C’était inéluctable.
A côté de la porte, il y avait un tableau noir sur lequel on lisait : « Population de Sweetness : 536 habitants ». Il aurait tant voulu y lire : « Sweetness : 538 habitants », ce qui voudrait dire que Celia et Tony seraient restés. Avec le temps, elle aurait peut-être même réappris à l’aimer et ils auraient pu envisager de former une famille.
Il se planta devant son bureau. Pourquoi, lui qui était habitué à ce que rien ni personne ne résiste à son autorité, pourquoi tout semblait-il lui échapper ? Non seulement il avait perdu Celia pour la seconde fois, il fallait encore qu’il perde Tony. Ce dernier affirmait à qui voulait l’entendre qu’il ne voulait pas le voir. C’était plus qu’il ne pouvait supporter.
Il était à deux doigts de fondre en larmes lorsqu’un coup sec à la porte le fit sursauter.
— Entrez ! dit-il en essayant de se ressaisir.

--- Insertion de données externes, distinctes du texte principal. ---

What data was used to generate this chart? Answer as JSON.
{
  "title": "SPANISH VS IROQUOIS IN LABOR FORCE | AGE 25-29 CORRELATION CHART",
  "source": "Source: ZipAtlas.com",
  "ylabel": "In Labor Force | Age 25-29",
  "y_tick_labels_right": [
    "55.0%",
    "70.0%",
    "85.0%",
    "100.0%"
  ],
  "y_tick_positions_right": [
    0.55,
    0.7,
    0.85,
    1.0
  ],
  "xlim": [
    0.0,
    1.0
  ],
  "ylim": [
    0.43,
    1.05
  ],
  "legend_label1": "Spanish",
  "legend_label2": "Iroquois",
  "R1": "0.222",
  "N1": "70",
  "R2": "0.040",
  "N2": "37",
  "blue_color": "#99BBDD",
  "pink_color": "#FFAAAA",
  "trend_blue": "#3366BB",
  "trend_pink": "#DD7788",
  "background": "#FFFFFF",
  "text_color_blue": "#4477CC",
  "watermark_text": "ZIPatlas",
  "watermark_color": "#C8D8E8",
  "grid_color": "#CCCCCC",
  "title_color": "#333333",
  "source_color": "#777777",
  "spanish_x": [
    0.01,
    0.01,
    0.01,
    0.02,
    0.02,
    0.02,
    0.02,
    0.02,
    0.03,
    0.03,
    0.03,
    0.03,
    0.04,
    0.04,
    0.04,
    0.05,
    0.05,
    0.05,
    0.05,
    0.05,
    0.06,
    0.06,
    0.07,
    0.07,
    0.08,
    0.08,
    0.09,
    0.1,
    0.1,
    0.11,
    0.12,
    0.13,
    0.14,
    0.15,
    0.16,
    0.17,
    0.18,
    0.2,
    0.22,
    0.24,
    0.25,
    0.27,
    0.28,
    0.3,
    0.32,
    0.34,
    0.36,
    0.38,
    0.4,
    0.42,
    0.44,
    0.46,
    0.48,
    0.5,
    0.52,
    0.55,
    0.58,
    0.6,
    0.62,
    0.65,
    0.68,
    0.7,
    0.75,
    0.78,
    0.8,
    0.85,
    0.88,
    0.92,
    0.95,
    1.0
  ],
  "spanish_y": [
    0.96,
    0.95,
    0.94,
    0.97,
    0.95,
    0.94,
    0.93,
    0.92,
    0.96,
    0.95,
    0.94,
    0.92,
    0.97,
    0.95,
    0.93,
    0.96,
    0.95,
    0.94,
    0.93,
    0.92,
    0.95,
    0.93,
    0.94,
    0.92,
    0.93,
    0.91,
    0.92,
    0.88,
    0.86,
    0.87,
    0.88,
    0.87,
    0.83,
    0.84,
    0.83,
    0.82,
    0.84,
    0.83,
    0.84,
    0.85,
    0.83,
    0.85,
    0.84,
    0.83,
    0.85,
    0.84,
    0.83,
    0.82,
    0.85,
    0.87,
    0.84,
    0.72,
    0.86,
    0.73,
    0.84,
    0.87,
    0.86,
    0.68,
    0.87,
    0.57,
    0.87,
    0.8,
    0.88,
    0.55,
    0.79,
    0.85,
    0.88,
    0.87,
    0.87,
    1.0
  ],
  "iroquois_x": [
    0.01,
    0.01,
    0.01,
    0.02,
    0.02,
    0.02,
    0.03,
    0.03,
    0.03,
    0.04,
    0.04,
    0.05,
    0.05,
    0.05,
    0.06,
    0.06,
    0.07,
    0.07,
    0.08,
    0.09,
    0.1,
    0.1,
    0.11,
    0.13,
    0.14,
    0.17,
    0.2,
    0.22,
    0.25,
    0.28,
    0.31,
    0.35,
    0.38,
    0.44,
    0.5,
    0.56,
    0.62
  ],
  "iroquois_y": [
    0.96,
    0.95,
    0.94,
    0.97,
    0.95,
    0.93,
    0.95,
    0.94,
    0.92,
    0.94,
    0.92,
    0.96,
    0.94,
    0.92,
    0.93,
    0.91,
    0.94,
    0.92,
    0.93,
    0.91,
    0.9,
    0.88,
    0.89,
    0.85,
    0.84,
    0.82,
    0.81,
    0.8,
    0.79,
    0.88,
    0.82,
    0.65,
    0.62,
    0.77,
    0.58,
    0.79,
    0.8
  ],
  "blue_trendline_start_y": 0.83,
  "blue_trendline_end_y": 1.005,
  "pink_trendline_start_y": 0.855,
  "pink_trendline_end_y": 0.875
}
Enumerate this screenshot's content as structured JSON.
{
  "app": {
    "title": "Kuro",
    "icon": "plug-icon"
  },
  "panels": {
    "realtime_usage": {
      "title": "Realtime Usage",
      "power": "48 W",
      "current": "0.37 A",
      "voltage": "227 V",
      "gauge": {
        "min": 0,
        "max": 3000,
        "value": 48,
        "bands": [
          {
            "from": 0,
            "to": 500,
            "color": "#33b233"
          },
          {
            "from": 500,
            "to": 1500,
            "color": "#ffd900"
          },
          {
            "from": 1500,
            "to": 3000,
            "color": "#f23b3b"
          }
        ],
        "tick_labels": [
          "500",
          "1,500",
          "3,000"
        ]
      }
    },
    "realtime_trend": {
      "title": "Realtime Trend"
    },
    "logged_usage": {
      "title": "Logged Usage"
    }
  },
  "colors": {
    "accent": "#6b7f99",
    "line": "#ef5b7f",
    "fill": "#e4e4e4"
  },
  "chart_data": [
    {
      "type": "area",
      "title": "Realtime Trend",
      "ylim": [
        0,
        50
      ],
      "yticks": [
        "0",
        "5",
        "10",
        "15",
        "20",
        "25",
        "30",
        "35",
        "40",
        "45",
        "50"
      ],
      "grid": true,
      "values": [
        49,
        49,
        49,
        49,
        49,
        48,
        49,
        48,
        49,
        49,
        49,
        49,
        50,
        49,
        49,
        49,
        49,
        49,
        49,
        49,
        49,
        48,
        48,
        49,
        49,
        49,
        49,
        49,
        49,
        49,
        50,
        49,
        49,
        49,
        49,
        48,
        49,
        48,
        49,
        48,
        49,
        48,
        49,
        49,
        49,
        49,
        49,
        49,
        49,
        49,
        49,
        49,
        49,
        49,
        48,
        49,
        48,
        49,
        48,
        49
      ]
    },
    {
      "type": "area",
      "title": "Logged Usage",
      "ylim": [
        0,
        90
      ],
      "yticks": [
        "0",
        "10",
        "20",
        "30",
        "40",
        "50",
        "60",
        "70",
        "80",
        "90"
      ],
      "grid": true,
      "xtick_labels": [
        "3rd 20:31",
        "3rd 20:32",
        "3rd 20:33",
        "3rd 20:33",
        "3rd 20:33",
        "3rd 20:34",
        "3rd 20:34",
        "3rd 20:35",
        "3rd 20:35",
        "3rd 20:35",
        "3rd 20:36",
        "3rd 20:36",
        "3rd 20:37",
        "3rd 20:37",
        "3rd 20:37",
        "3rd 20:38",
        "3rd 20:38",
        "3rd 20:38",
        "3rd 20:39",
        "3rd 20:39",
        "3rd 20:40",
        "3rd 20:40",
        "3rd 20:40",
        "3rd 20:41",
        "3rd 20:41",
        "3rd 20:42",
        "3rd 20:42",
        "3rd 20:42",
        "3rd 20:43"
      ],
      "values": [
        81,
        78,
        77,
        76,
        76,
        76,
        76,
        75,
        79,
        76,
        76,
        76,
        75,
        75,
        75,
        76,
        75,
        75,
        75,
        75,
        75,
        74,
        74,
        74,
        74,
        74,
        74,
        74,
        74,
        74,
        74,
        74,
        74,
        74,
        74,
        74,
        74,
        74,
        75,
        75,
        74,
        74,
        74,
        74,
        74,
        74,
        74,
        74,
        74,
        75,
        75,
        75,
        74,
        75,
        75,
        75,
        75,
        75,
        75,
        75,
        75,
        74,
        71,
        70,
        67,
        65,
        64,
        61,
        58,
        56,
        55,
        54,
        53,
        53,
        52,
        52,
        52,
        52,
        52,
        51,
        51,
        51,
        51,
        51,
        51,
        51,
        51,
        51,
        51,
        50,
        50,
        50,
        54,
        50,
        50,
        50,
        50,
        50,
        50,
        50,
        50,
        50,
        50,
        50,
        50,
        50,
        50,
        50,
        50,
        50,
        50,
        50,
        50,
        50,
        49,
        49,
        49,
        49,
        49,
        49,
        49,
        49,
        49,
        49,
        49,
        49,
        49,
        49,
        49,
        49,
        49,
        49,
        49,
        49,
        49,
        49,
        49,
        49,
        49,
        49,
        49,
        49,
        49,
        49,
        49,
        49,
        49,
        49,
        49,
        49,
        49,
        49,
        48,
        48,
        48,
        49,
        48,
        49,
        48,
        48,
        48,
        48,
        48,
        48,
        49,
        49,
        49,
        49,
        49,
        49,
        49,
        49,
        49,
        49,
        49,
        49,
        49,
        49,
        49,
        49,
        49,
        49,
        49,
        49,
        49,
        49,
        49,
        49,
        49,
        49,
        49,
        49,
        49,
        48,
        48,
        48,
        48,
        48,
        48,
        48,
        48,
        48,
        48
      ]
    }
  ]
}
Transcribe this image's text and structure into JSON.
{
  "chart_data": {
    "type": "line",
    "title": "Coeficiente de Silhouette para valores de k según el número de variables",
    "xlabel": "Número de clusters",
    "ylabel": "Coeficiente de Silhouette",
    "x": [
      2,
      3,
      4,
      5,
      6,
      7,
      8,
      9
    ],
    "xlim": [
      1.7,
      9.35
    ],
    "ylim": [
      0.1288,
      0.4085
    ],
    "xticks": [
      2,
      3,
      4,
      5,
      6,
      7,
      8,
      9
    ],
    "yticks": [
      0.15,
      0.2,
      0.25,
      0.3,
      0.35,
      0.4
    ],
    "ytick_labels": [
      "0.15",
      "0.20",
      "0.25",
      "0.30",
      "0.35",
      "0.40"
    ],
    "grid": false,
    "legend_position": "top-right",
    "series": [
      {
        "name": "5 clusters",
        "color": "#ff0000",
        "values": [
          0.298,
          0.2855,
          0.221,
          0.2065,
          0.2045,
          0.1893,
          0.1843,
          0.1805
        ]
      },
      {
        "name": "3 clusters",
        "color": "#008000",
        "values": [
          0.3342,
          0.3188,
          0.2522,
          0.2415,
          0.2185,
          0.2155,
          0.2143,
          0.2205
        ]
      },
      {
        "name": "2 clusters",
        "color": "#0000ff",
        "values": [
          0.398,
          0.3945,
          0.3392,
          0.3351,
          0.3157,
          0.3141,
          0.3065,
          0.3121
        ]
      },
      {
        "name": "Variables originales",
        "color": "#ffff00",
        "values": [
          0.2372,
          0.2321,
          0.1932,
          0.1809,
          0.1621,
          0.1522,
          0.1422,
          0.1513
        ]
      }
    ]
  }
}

La porte s’ouvrit sur le Dr Cross.
— Juste un mot, monsieur Armstrong !
Il ferma brièvement les yeux. Pas maintenant ! Il n’était vraiment pas d’humeur à supporter les excentricités du médecin. Quoiqu’il aurait bien eu besoin de cogner sur quelqu’un et sur quelque chose.
— Doc, si vous voulez vous battre, je suis votre homme ! annonça-t-il.
Lorsqu’il leva les yeux vers le médecin, il s’aperçut que celui-ci avait l’air plutôt mal en point. Ses lunettes semblaient cassées.
— Je ne veux pas me battre avec vous, monsieur Armstrong, répliqua-t-il. Je suis juste venu pour vous demander un conseil.
— Oh ! s’exclama Kendall en pointant son œil du doigt. Vous avez l’œil au beurre noir ?
— Oui, répondit-il en portant, l’air gêné, la main sur son œil. Entre autres talents, Rachel possède une solide poigne.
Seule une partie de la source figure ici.